The plant Arabidopsis thaliana has a genome size intermediate between the worm and the fly, but has a larger gene number (25,000) than either (The Arabidopsis Genome Initiative., 2000). This again shows the lack of a clear relationship, and also emphasizes the special quality of plants, which may have more genes (due to ancestral duplications) than animal cells. A majority of the Arabidopsis genome is found in duplicated segments, suggesting that there was an ancient doubling of the genome (to give a tetraploid). Only 35% of Arabidopsis genes are present as single copies.
The genome of rice (Oryza sativa) is ~4 larger than Arabidopsis, but the number of genes is only ~50% larger, probably ~40,000 (Duffy and Grof, 2001, Goff et al., 2002). Repetitive DNA occupies 42-45% of the genome. More than 80% of the genes found in Arabidopsis are represented in rice. Of these common genes, ~8000 are found in Arabidopsis and rice but not in any of the bacterial or animal genomes that have been sequenced. These are probably the set of genes that code for plant-specific functions, such as photosynthesis.
From the fly genome, we can form an impression of how many genes are devoted to each type of function. Figure 3.14 breaks down the functions into different categories. Among the genes that are identified, we find 2500 enzymes, ~750 transcription factors, ~700 transporters and ion channels, and ~700 proteins involved with signal transduction. But just over the half genes code for products of unknown function. ~20% of the proteins reside in membranes.
Protein size increases from prokaryotes and archaea to eukaryotes. The archaea M. jannaschi and bacterium E. coli have average protein lengths of 287 and 317 amino acids, respectively; whereas S. cerevisiae and C. elegans have average lengths of 484 and 442 amino acids, respectively. Large proteins (500 amino acids) are rare in bacteria, but comprise a significant component (~1/3) in eukaryotes. The increase in length is due to the addition of extra domains, with each domain typically constituting 100-300 amino acids. But the increase in protein size is responsible for only a very small part of the increase in genome size.
Another insight into gene number is obtained by counting the number of expressed genes.

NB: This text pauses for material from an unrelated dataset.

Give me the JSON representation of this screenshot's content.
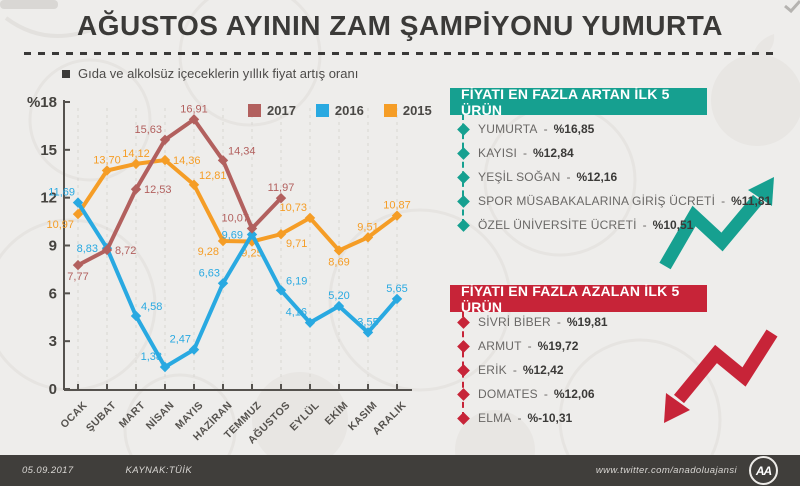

If we rely upon the estimates of the number of different mRNA species that can be counted in a cell, we would conclude that the average vertebrate cell expresses ~10,000-20,000 genes. The existence of significant overlaps between the messenger populations in different cell types would suggest that the total expressed gene number for the organism should be within a few fold of this. The estimate for the total human genome number of 30,000-40,000 (see 3.11 The human genome has fewer genes than expected) would imply that a significant proportion of the total gene number is actually expressed in any given cell.
Eukaryotic genes are transcribed individually, each gene producing a monocistronic messenger. There is only one general exception to this rule; in the genome of C. elegans, ~15% of the genes are organized into polycistronic units (which is associated with the use of trans-splicing to allow expression of the downstream genes in these units; see 24.13 trans-splicing reactions use small RNAs).